Daniel Kokotajlo comments on AI Views Snapshots

Daniel Kokotajlo 15 Dec 2023 22:42 UTC
14 points
2
Thanks! You seem really confident that enough of the alignment problem will be solved in time and that governments will be generally reasonable. I’d love to hear more elaboration on those points; this seems like the biggest disagreement between us.
- Audrey Tang 17 Dec 2023 6:30 UTC
  6 points
  0
  Parent
  Based on recent conversations with policymakers, labs and journalists, I see increased coordination around societal evaluation & risk mitigation — (cyber)security mindset is now mainstream.

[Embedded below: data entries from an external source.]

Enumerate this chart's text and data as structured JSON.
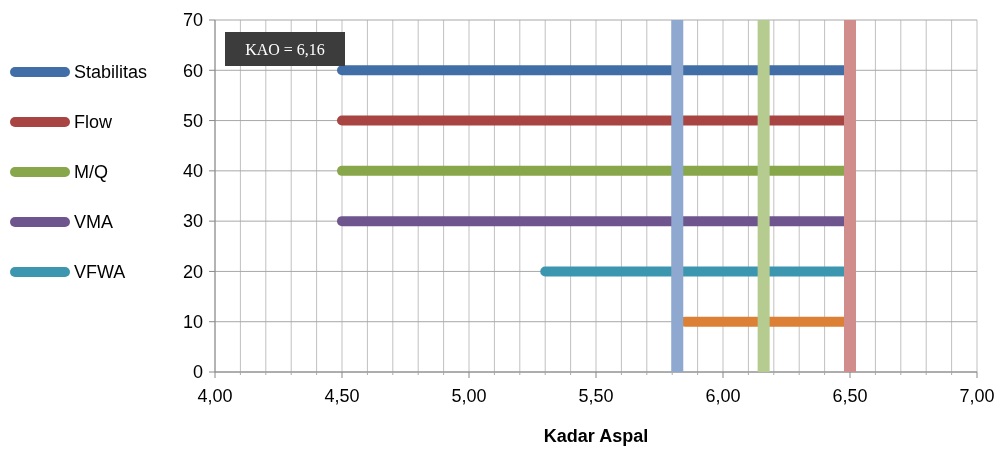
{
  "chart_data": {
    "type": "line",
    "xlabel": "Kadar Aspal",
    "xlim": [
      4,
      7
    ],
    "ylim": [
      0,
      70
    ],
    "xticks": [
      {
        "value": 4,
        "label": "4,00"
      },
      {
        "value": 4.1,
        "label": null
      },
      {
        "value": 4.2,
        "label": null
      },
      {
        "value": 4.3,
        "label": null
      },
      {
        "value": 4.4,
        "label": null
      },
      {
        "value": 4.5,
        "label": "4,50"
      },
      {
        "value": 4.6,
        "label": null
      },
      {
        "value": 4.7,
        "label": null
      },
      {
        "value": 4.8,
        "label": null
      },
      {
        "value": 4.9,
        "label": null
      },
      {
        "value": 5,
        "label": "5,00"
      },
      {
        "value": 5.1,
        "label": null
      },
      {
        "value": 5.2,
        "label": null
      },
      {
        "value": 5.3,
        "label": null
      },
      {
        "value": 5.4,
        "label": null
      },
      {
        "value": 5.5,
        "label": "5,50"
      },
      {
        "value": 5.6,
        "label": null
      },
      {
        "value": 5.7,
        "label": null
      },
      {
        "value": 5.8,
        "label": null
      },
      {
        "value": 5.9,
        "label": null
      },
      {
        "value": 6,
        "label": "6,00"
      },
      {
        "value": 6.1,
        "label": null
      },
      {
        "value": 6.2,
        "label": null
      },
      {
        "value": 6.3,
        "label": null
      },
      {
        "value": 6.4,
        "label": null
      },
      {
        "value": 6.5,
        "label": "6,50"
      },
      {
        "value": 6.6,
        "label": null
      },
      {
        "value": 6.7,
        "label": null
      },
      {
        "value": 6.8,
        "label": null
      },
      {
        "value": 6.9,
        "label": null
      },
      {
        "value": 7,
        "label": "7,00"
      }
    ],
    "yticks": [
      0,
      10,
      20,
      30,
      40,
      50,
      60,
      70
    ],
    "grid": true,
    "legend": "left",
    "marker": "none",
    "line_style": "solid",
    "annotations": [
      "KAO = 6,16"
    ],
    "series": [
      {
        "name": "Stabilitas",
        "color": "#416ea6",
        "x": [
          4.5,
          6.5
        ],
        "values": [
          60,
          60
        ]
      },
      {
        "name": "Flow",
        "color": "#a84441",
        "x": [
          4.5,
          6.5
        ],
        "values": [
          50,
          50
        ]
      },
      {
        "name": "M/Q",
        "color": "#88a64a",
        "x": [
          4.5,
          6.5
        ],
        "values": [
          40,
          40
        ]
      },
      {
        "name": "VMA",
        "color": "#6e558e",
        "x": [
          4.5,
          6.5
        ],
        "values": [
          30,
          30
        ]
      },
      {
        "name": "VFWA",
        "color": "#3d96b0",
        "x": [
          5.3,
          6.5
        ],
        "values": [
          20,
          20
        ]
      },
      {
        "color": "#dc8035",
        "x": [
          5.85,
          6.5
        ],
        "values": [
          10,
          10
        ]
      },
      {
        "color": "#8ea8cf",
        "x": [
          5.82,
          5.82
        ],
        "values": [
          0,
          70
        ]
      },
      {
        "color": "#b5cb8f",
        "x": [
          6.16,
          6.16
        ],
        "values": [
          0,
          70
        ]
      },
      {
        "color": "#d08d8c",
        "x": [
          6.5,
          6.5
        ],
        "values": [
          0,
          70
        ]
      }
    ]
  }
}
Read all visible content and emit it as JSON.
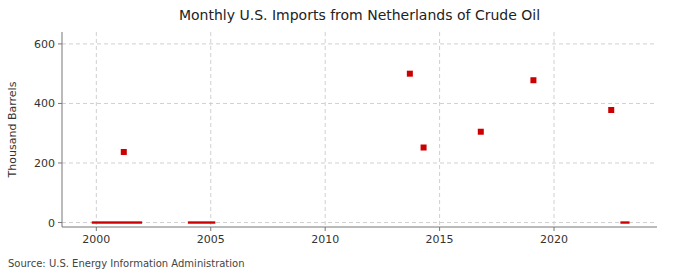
{
  "chart_data": {
    "type": "scatter",
    "title": "Monthly U.S. Imports from Netherlands of Crude Oil",
    "ylabel": "Thousand Barrels",
    "source": "Source: U.S. Energy Information Administration",
    "series": [
      {
        "type": "scatter",
        "color": "#cc0000",
        "marker": "square",
        "x": [
          2001.2,
          2013.7,
          2014.3,
          2016.8,
          2019.1,
          2022.5
        ],
        "values": [
          237,
          500,
          252,
          305,
          478,
          378
        ]
      },
      {
        "type": "span",
        "color": "#cc0000",
        "x_start": [
          1999.8,
          2004.0,
          2022.9
        ],
        "x_end": [
          2002.0,
          2005.2,
          2023.3
        ],
        "y_low": -4,
        "y_high": 4
      }
    ],
    "xlim": [
      1998.5,
      2024.5
    ],
    "ylim": [
      -15,
      640
    ],
    "xticks": [
      2000,
      2005,
      2010,
      2015,
      2020
    ],
    "yticks": [
      0,
      200,
      400,
      600
    ],
    "grid": true
  }
}
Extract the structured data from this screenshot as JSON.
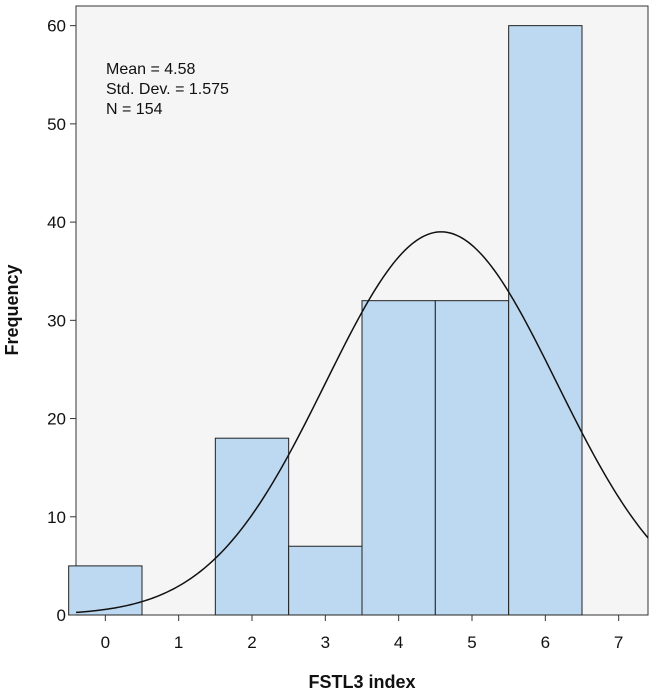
{
  "chart_data": {
    "type": "bar",
    "subtype": "histogram",
    "x_centers": [
      0,
      1,
      2,
      3,
      4,
      5,
      6
    ],
    "values": [
      5,
      0,
      18,
      7,
      32,
      32,
      60
    ],
    "bin_width": 1,
    "xlabel": "FSTL3 index",
    "ylabel": "Frequency",
    "xlim": [
      -0.4,
      7.4
    ],
    "ylim": [
      0,
      62
    ],
    "x_ticks": [
      0,
      1,
      2,
      3,
      4,
      5,
      6,
      7
    ],
    "y_ticks": [
      0,
      10,
      20,
      30,
      40,
      50,
      60
    ],
    "stats": {
      "mean": "Mean = 4.58",
      "sd": "Std. Dev. = 1.575",
      "n": "N = 154"
    },
    "normal_curve": {
      "mean": 4.58,
      "sd": 1.575,
      "n": 154
    },
    "grid": false,
    "colors": {
      "bar_fill": "#bdd9f1",
      "bar_stroke": "#222222",
      "plot_background": "#f5f5f5",
      "curve": "#111111"
    }
  }
}
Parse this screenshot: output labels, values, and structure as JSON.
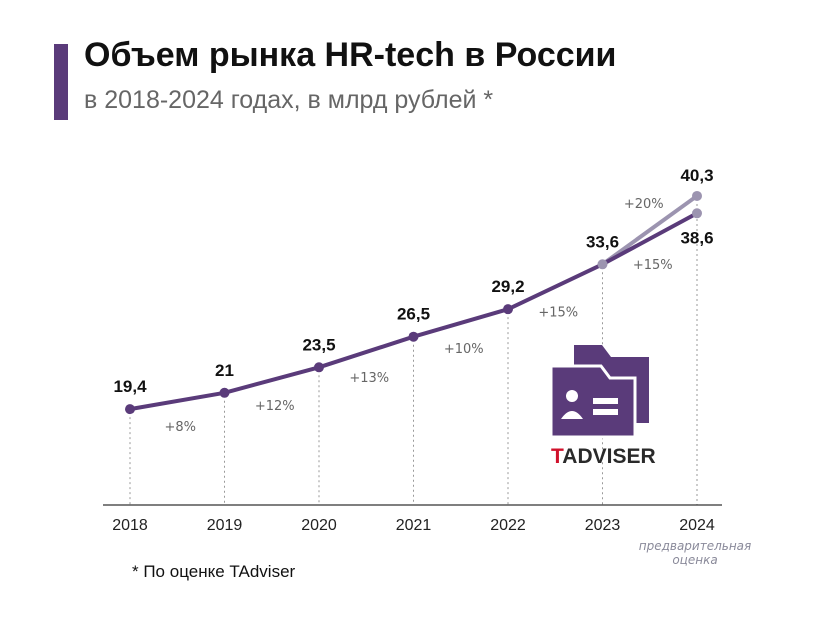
{
  "header": {
    "title": "Объем рынка HR-tech в России",
    "subtitle": "в 2018-2024 годах, в млрд рублей *"
  },
  "footnote": "* По оценке TAdviser",
  "logo": {
    "text_red": "T",
    "text_dark": "ADVISER",
    "icon": "folder-id-card-icon"
  },
  "colors": {
    "accent": "#5a3b7a",
    "main_line": "#5a3b7a",
    "estimate_line": "#9c94b0",
    "logo_red": "#d0112b"
  },
  "chart_data": {
    "type": "line",
    "categories": [
      "2018",
      "2019",
      "2020",
      "2021",
      "2022",
      "2023",
      "2024"
    ],
    "ylim": [
      10,
      45
    ],
    "series": [
      {
        "values": [
          19.4,
          21,
          23.5,
          26.5,
          29.2,
          33.6,
          38.6
        ],
        "value_labels": [
          "19,4",
          "21",
          "23,5",
          "26,5",
          "29,2",
          "33,6",
          "38,6"
        ]
      },
      {
        "values": [
          null,
          null,
          null,
          null,
          null,
          33.6,
          40.3
        ],
        "value_labels": [
          "",
          "",
          "",
          "",
          "",
          "",
          "40,3"
        ]
      }
    ],
    "growth_labels": [
      "+8%",
      "+12%",
      "+13%",
      "+10%",
      "+15%",
      "+15%"
    ],
    "estimate_growth_label": "+20%",
    "x_annotation": {
      "category": "2024",
      "text": [
        "предварительная",
        "оценка"
      ]
    },
    "grid": false
  }
}
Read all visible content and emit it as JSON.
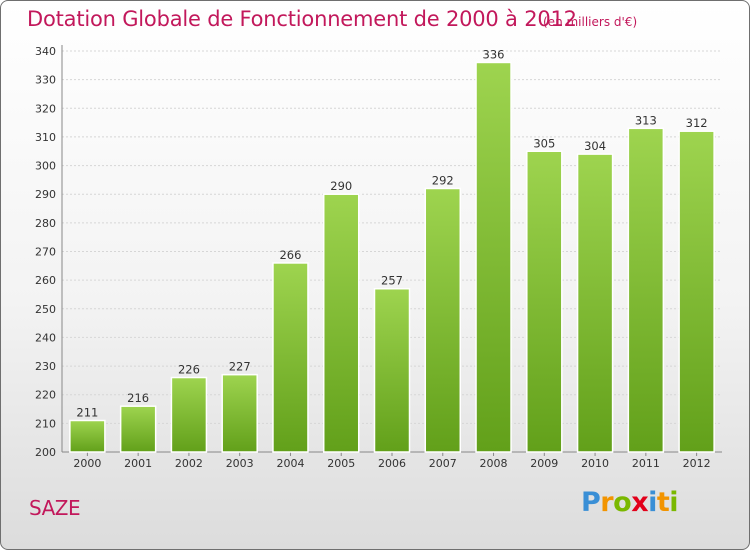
{
  "header": {
    "title": "Dotation Globale de Fonctionnement de 2000 à 2012",
    "subtitle": "(en milliers d'€)"
  },
  "commune": "SAZE",
  "logo": {
    "text": "Proxiti",
    "letters": [
      {
        "char": "P",
        "color": "#3a8fd6"
      },
      {
        "char": "r",
        "color": "#f29400"
      },
      {
        "char": "o",
        "color": "#7ab800"
      },
      {
        "char": "x",
        "color": "#e2001a"
      },
      {
        "char": "i",
        "color": "#3a8fd6"
      },
      {
        "char": "t",
        "color": "#f29400"
      },
      {
        "char": "i",
        "color": "#7ab800"
      }
    ]
  },
  "colors": {
    "bar_top": "#9ed44f",
    "bar_bottom": "#62a01a",
    "accent": "#c2185b"
  },
  "chart_data": {
    "type": "bar",
    "categories": [
      "2000",
      "2001",
      "2002",
      "2003",
      "2004",
      "2005",
      "2006",
      "2007",
      "2008",
      "2009",
      "2010",
      "2011",
      "2012"
    ],
    "values": [
      211,
      216,
      226,
      227,
      266,
      290,
      257,
      292,
      336,
      305,
      304,
      313,
      312
    ],
    "title": "Dotation Globale de Fonctionnement de 2000 à 2012",
    "ylim": [
      200,
      340
    ],
    "yticks": [
      200,
      210,
      220,
      230,
      240,
      250,
      260,
      270,
      280,
      290,
      300,
      310,
      320,
      330,
      340
    ],
    "grid": true,
    "data_labels": true
  }
}
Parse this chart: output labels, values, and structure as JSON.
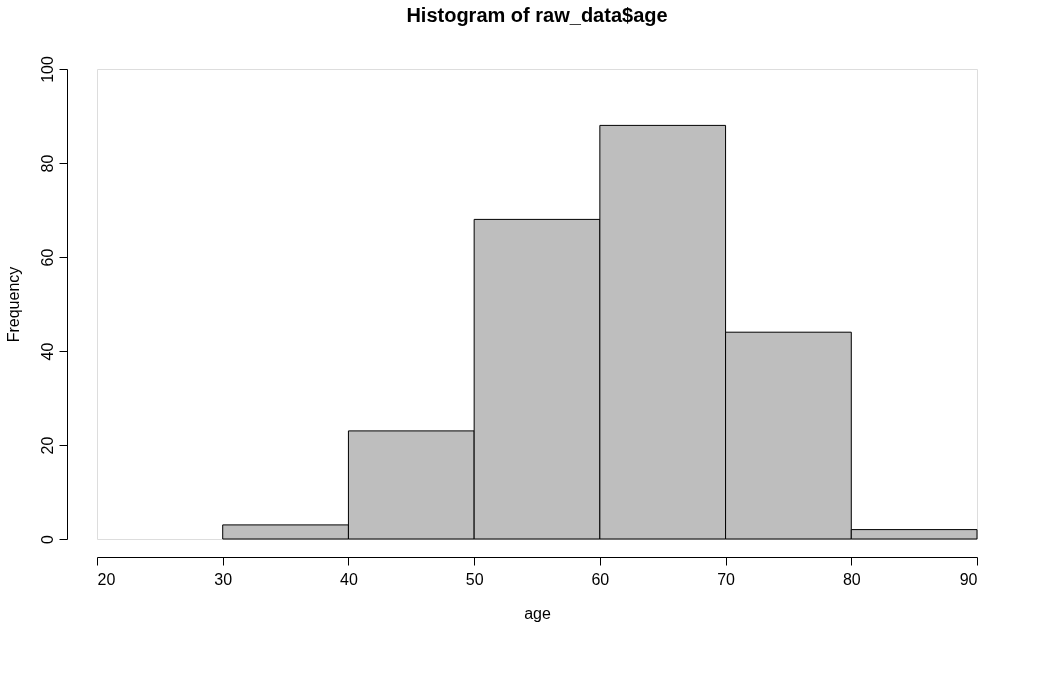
{
  "chart_data": {
    "type": "histogram",
    "title": "Histogram of raw_data$age",
    "xlabel": "age",
    "ylabel": "Frequency",
    "bins": [
      30,
      40,
      50,
      60,
      70,
      80,
      90
    ],
    "values": [
      3,
      23,
      68,
      88,
      44,
      2
    ],
    "color": "#bebebe",
    "xlim": [
      20,
      90
    ],
    "ylim": [
      0,
      100
    ],
    "xticks": [
      20,
      30,
      40,
      50,
      60,
      70,
      80,
      90
    ],
    "yticks": [
      0,
      20,
      40,
      60,
      80,
      100
    ],
    "grid": false
  }
}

  Also, imminent society-scale harm (e.g. contextual integrity harms caused by over-reliance & precision persuasion since ~a decade ago) has shown to be effective in getting governments to consider risk reasonably.
  - Daniel Kokotajlo 17 Dec 2023 23:52 UTC
    2 points
    0
    Parent
    I definitely agree that policymakers, labs, and journalists seem to be “waking up” to AGI risk recently. However the wakeup is not a binary thing & there’s still a lot of additional wakeup that needs to happen before people behave responsibly enough to keep the risk below, say, 10%. And my timelines are short enough that I don’t currently expect that to happen in time.
    
    What about the technical alignment problem crux?
    - Audrey Tang 18 Dec 2023 2:54 UTC
      2 points
      0
      Parent
      Based on my personal experience in pandemic resilience, additional wakeups can proceed swiftly as soon as a specific society-scale harm is realized.
      Specifically, as we are waking up to over-reliance harms and addressing them (esp. within security OODA loops), it would buy time for good enough continuous alignment.